For these small particles, relatively large decreases in indoor concentrations (around 80 percent) are attainable with medium filter efficiency (such as a MERV of 13). Increasing filter efficiency above a MERV of 13 results in only modest predicted decreases in indoor concentrations of these particles. Predicted reductions in indoor concentrations of cat and dust mite allergens carried on small particles vary from 20 percent with a MERV 7 filter to 60 percent using a HEPA filter. Increasing filter efficiency above a MERV of 11 does not significantly reduce predicted indoor concentrations of animal dander.
Medium-efficiency air filters are generally less expensive than HEPA filters and allow quieter HVAC fan operation and higher airflow rates than HEPA filters because they have less airflow resistance. Pleated filters 1 to 2 inches thick that have a MERV of 12 are available for use in homes and may often be installed without modifying residential HVAC systems; however, manufacturer’s information should be checked prior to installation.
Higher efficiency filters with a MERV of 14 to 16 have a higher average resistance to airflow than medium-efficiency filters. Higher efficiency pleated filters, sometimes inaccurately called “high efficiency,” “HEPA,” or “HEPA-type” filters, are similar in appearance to true HEPA filters.
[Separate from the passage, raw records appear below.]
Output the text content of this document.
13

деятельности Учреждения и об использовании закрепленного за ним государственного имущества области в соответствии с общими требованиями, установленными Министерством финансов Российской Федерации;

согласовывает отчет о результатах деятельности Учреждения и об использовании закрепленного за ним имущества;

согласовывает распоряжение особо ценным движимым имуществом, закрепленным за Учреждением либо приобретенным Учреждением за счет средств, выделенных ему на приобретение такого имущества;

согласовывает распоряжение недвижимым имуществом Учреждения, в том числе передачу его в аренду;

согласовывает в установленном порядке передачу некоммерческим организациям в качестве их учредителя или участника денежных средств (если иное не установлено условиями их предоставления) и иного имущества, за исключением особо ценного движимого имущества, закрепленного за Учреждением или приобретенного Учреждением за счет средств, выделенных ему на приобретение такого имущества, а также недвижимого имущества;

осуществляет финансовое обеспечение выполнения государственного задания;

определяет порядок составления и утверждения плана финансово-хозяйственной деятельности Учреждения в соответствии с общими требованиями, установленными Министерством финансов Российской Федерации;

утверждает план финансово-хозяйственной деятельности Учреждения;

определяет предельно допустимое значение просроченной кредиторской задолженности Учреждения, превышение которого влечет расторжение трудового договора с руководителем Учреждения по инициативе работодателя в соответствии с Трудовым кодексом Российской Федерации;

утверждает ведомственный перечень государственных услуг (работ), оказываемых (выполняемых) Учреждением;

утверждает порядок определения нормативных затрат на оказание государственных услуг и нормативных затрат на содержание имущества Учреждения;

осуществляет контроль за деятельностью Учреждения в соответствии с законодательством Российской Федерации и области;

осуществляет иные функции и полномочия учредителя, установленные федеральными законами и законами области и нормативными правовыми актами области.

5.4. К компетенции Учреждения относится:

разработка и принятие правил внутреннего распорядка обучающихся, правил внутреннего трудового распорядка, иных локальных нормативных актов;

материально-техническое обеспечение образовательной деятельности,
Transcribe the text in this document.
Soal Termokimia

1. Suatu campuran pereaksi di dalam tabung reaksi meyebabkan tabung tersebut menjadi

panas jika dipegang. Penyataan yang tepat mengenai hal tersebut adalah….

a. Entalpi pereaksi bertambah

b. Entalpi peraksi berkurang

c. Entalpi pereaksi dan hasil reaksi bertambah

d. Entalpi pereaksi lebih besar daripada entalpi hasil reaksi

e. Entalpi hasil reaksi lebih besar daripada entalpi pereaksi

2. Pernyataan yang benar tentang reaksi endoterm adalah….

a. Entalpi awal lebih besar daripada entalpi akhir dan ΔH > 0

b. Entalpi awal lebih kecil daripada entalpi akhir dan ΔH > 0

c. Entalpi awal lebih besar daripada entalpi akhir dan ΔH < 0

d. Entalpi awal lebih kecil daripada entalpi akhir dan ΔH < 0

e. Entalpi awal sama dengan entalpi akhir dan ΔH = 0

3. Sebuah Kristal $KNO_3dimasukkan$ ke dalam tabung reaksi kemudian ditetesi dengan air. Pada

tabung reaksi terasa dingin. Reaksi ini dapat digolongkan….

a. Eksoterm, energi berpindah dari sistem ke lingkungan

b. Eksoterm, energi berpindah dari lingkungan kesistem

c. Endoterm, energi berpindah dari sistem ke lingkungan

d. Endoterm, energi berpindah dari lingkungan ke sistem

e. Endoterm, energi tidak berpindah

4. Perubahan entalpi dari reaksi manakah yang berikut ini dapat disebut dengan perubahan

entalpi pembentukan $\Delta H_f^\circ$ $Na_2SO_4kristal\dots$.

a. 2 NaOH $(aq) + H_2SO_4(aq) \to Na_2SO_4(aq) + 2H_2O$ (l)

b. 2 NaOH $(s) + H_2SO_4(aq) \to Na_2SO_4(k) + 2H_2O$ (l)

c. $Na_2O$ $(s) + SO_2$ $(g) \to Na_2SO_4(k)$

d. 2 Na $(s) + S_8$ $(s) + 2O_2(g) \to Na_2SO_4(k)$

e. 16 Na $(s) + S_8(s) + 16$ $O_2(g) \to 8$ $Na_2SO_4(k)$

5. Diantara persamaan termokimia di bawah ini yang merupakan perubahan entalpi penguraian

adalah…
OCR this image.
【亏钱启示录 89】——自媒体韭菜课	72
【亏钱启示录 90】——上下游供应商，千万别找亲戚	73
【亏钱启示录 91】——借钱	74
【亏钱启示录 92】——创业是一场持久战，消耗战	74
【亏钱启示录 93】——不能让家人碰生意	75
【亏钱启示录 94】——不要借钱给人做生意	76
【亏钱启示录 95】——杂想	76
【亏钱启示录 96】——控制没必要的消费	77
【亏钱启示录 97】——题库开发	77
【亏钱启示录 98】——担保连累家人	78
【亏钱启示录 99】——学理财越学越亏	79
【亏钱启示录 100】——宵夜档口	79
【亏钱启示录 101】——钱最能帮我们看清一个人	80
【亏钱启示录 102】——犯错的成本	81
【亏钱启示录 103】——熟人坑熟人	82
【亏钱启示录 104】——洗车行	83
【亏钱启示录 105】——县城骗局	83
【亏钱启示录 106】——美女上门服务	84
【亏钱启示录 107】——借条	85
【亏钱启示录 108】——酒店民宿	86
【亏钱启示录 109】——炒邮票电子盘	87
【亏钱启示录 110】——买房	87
Medium and higher efficiency filters should be properly installed in HVAC systems so that leakage of air bypassing the filter is minimized. The higher a filter’s efficiency, the more attention must be paid to its sealed installation because increased airflow resistance is more likely to create leaks. Air filter effectiveness may be substantially reduced if air leaks through a poorly installed filter frame and its holding system. Effectiveness may be decreased if air exiting an exhaust grille of the HVAC system is not well mixed with room air before re-entering the system. This situation can occur if air return and intake vents are too close together.